Within the upcoming weeks, our main goals include buliding upon our NLP handler, improving our current agent actions (find, kill), and creating new actions for our agent to perform. As of right now, our NLP handler can only interpret simple, one-action commands, such as “turn left”, “find the pig”, and “kill a cow”. We want to improve upon this by successfully interpreting compound sentences (2 or more actions/subjects), whether it be a sentence like “find the pig, then kill it” or “find and kill the pig”. These two sentences have the same meaning and should produce the same result, but will have to be handled differenly using NLTK.

While our current functions for finding and killing items/mobs are successful, we would like to make them more efficient by changing our agent’s walking path. As mentioned in our approach, we use the Euclidian distance to find entities closest to us; however, when we move to find the given entity, our agent takes the Manhattan distance route, where it travels the x-coordinate, followed by the z-coordinate. We are hoping to have our agent follow the diagonal, much more efficient Euclidian path. To write other new actions for our agent, we will need creativity and more research on what is and is not possible in Malmo. A few ideas that we have thought of and looked into are riding a horse, feeding animals, finding shelter, and going fishing. We look further into implementing these in the upcoming weeks, and thinking of more possibilities.

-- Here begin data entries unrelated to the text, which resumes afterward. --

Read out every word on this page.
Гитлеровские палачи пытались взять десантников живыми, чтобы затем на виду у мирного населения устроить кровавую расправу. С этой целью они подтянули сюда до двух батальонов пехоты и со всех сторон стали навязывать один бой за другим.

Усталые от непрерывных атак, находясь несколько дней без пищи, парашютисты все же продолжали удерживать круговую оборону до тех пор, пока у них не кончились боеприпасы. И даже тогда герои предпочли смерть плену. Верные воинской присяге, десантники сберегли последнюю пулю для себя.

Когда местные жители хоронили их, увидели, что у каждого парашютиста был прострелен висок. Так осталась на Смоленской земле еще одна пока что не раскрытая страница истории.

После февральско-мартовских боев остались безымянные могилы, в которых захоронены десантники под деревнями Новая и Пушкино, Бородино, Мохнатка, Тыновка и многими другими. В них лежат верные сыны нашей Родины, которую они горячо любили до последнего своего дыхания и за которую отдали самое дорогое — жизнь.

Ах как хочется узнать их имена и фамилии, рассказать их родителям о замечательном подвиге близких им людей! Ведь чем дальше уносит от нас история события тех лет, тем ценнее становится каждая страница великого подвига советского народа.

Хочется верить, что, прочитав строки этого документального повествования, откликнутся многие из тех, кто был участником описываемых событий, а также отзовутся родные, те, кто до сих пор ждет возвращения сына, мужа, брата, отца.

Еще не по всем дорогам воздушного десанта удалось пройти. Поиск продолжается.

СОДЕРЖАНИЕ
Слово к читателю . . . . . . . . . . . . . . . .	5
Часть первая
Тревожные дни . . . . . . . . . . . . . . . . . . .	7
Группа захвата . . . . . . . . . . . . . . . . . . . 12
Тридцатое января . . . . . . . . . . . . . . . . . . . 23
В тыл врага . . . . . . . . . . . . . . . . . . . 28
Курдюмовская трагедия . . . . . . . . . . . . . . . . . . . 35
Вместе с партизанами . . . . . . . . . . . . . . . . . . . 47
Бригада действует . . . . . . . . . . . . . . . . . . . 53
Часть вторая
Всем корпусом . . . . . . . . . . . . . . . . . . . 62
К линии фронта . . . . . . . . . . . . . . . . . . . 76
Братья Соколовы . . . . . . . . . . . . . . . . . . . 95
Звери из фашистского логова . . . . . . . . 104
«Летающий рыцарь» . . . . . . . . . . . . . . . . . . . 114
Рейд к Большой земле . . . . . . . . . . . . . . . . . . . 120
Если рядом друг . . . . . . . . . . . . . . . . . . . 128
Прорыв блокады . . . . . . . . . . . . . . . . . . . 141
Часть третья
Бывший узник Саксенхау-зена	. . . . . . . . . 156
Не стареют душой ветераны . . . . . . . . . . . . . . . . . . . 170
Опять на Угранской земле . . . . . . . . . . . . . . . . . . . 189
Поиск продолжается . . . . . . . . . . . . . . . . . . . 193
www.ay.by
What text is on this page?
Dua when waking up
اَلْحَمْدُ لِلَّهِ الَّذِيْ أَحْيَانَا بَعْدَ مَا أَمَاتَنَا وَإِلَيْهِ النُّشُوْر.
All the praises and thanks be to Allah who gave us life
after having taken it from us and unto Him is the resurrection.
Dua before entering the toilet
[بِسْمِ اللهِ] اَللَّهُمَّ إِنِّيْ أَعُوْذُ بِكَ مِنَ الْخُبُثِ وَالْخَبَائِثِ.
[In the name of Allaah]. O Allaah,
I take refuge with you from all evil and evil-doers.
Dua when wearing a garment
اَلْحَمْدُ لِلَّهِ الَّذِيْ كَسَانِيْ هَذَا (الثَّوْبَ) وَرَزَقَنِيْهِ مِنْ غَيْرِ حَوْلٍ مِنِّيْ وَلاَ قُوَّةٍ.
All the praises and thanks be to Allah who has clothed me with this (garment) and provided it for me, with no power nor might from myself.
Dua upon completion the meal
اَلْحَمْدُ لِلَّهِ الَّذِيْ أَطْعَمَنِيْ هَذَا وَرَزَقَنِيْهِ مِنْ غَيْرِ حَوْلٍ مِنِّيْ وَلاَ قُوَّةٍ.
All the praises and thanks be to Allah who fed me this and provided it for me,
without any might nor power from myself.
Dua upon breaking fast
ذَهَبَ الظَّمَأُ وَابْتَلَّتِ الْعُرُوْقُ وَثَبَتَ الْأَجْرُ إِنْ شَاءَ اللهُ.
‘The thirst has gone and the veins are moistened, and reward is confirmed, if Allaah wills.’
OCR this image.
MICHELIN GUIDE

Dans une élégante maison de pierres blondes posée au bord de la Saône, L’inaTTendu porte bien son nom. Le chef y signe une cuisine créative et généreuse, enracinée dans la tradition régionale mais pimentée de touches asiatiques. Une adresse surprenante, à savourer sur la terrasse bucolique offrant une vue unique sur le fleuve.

Given our experience thus far, I feel that our biggest challenge has been figuring out exactly what is possible with Malmo, especially since we are working on a project that presents endless possibilies. Although the API provides many tools that have been very useful, there has been a lot of trial and error that has come along with figuring these tools out. There has also been buggy errors within some of these tools such as ObservationFromRay, which should detect entities within our LineOfSight, but occasionally does not recognize an animal directly in our agent’s crosshairs. By working on the project and reading the Malmo documentation, we have figured out a lot about what we are able to do, and can use our gained knowledge to move forward more effectively–it all comes down to reading and practice. We will also need to look much deeper into the NLTK documentation to figure out techniques to interpret complex user commands. By figuring out the power of Malmo, we will be able to create better and more agent actions.